17. Peut-on recevoir l’AVS sur un compte bancaire algérien ?

Oui, selon les coordonnées et conditions de paiement admises par la CSC. La rente est en principe payée dans la monnaie du pays de résidence, mais un compte personnel en Suisse peut aussi être demandé.

18. Le certificat de vie est-il encore obligatoire pour un Suisse en Algérie ?

Un Suisse inscrit auprès de la représentation ne le reçoit en principe plus chaque année depuis 2022. Une demande exceptionnelle reste obligatoire.
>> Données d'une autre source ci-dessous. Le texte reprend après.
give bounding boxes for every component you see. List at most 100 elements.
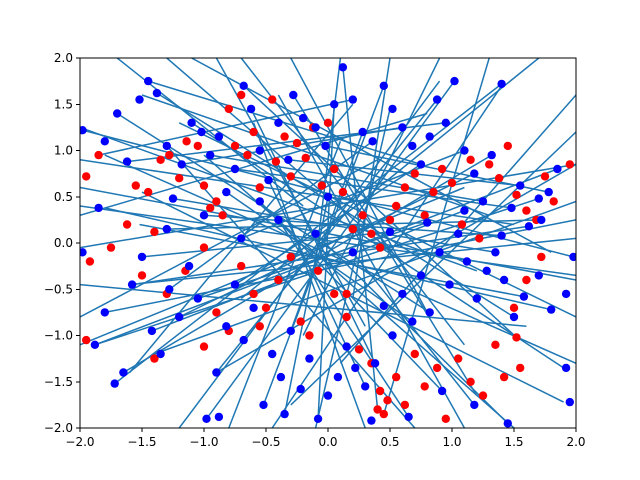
x-tick-label: −0.5 <box>251 435 280 449</box>
red-point <box>255 322 264 331</box>
red-point <box>373 405 382 414</box>
blue-point <box>330 100 339 109</box>
blue-point <box>379 301 388 311</box>
red-point <box>193 141 202 151</box>
red-point <box>106 243 116 252</box>
blue-point <box>441 118 450 128</box>
line-segment <box>339 94 576 364</box>
red-point <box>385 215 395 225</box>
red-point <box>224 104 233 114</box>
blue-point <box>408 141 417 151</box>
red-point <box>94 150 103 160</box>
line-segment <box>114 83 503 385</box>
line-segment <box>315 233 509 424</box>
red-point <box>400 183 410 192</box>
red-point <box>457 220 467 229</box>
red-point <box>165 150 174 160</box>
blue-point <box>246 104 256 114</box>
line-segment <box>80 163 576 249</box>
blue-point <box>361 382 370 391</box>
blue-point <box>206 150 215 160</box>
blue-point <box>152 88 162 98</box>
blue-point <box>274 118 283 128</box>
blue-point <box>482 266 491 275</box>
line-segment <box>98 98 353 156</box>
line-segment <box>290 131 576 406</box>
line-segment <box>80 159 378 318</box>
blue-point <box>425 308 434 317</box>
line-segment <box>290 131 364 332</box>
red-point <box>156 155 165 164</box>
blue-point <box>507 203 516 213</box>
red-point <box>175 174 184 183</box>
blue-point <box>569 252 576 262</box>
line-segment <box>383 58 490 415</box>
blue-point <box>423 218 432 227</box>
blue-point <box>333 372 343 382</box>
red-point <box>420 382 429 391</box>
blue-point <box>184 261 194 271</box>
red-point <box>348 224 357 234</box>
red-point <box>466 155 475 164</box>
blue-point <box>561 363 571 373</box>
blue-point <box>470 169 479 178</box>
red-point <box>199 243 209 252</box>
blue-point <box>268 349 277 359</box>
line-segments-layer <box>80 58 576 428</box>
blue-point <box>127 280 137 289</box>
red-point <box>410 169 419 178</box>
red-point <box>549 197 558 206</box>
red-point <box>280 132 289 141</box>
line-segment <box>234 168 512 209</box>
blue-point <box>561 289 571 299</box>
blue-point <box>212 368 221 377</box>
blue-point <box>435 248 444 257</box>
red-point <box>516 363 525 373</box>
line-segment <box>141 231 391 258</box>
y-tick-label: 1.5 <box>54 97 73 111</box>
line-segment <box>80 283 527 328</box>
red-point <box>286 172 295 181</box>
blue-point <box>478 197 488 206</box>
blue-point <box>264 175 273 185</box>
x-tick-label: 1.5 <box>504 435 523 449</box>
red-point <box>379 409 388 419</box>
red-point <box>237 261 246 271</box>
blue-point <box>230 164 240 174</box>
line-segment <box>277 94 466 428</box>
blue-point <box>237 234 246 243</box>
blue-point <box>289 90 298 100</box>
red-point <box>230 141 240 151</box>
blue-point <box>323 391 333 400</box>
red-point <box>475 234 484 243</box>
blue-point <box>276 372 286 382</box>
blue-point <box>497 231 506 240</box>
line-segment <box>129 237 576 286</box>
blue-point <box>147 326 157 336</box>
blue-point <box>230 280 240 289</box>
y-tick-label: −2.0 <box>44 421 73 435</box>
blue-point <box>534 271 543 280</box>
red-point <box>441 414 450 423</box>
red-point <box>199 342 209 351</box>
blue-point <box>450 76 459 86</box>
blue-point <box>437 386 447 396</box>
blue-point <box>416 160 426 169</box>
blue-point <box>460 206 469 215</box>
blue-point <box>284 155 293 164</box>
blue-point <box>311 123 320 132</box>
blue-point <box>544 187 553 197</box>
red-point <box>249 127 258 137</box>
x-tick-label: 2.0 <box>566 435 585 449</box>
red-point <box>512 333 521 342</box>
blue-point <box>472 294 481 303</box>
red-point <box>243 150 252 160</box>
blue-point <box>137 252 147 262</box>
red-point <box>522 275 531 285</box>
blue-point <box>222 322 231 331</box>
red-point <box>429 187 438 197</box>
blue-point <box>156 349 165 359</box>
blue-point <box>323 192 333 201</box>
red-point <box>268 95 277 104</box>
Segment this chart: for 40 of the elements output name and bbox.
Les autres bénéficiaires continuent de recevoir des contrôles.

19. Quel est le délai pour renvoyer le certificat de vie AVS ?

Le certificat adressé par la CSC doit être retourné dans les 90 jours, dûment complété et attesté par un service officiel. Un retard peut suspendre la rente.

20. Quelle réserve conserver avant de s’installer en Algérie ?

Prévoyez plusieurs mois de dépenses essentielles, une réserve médicale distincte et des liquidités dans les deux environnements monétaires. Le montant dépend du logement, de la santé et de la stabilité des paiements.

À retenir avant de vivre en Algérie avec une retraite suisse

  • La nationalité détermine si la rente AVS peut être versée en Algérie.
  • Un binational suisse-algérien peut percevoir son AVS ; un ressortissant algérien uniquement doit examiner le remboursement des cotisations.
  • Le remboursement AVS est irréversible et supprime aussi les droits de survivants correspondants.
  • Le 2e pilier et le pilier 3a peuvent être versés en Algérie, indépendamment de la règle AVS.
  • La rente LPP privée relève en principe de l’impôt algérien ; le capital subit d’abord une retenue suisse récupérable sous conditions.
  • Une pension publique change de traitement fiscal selon la nationalité du résident d’Algérie.
  • La LAMal ne suit en principe pas le retraité dans un pays tiers ; l’affiliation CNAS n’est pas automatique.
  • Le certificat de vie doit être renvoyé sous 90 jours lorsqu’il est demandé.
  • Le budget doit intégrer fiscalité, santé, frais bancaires, change et réserve de long terme.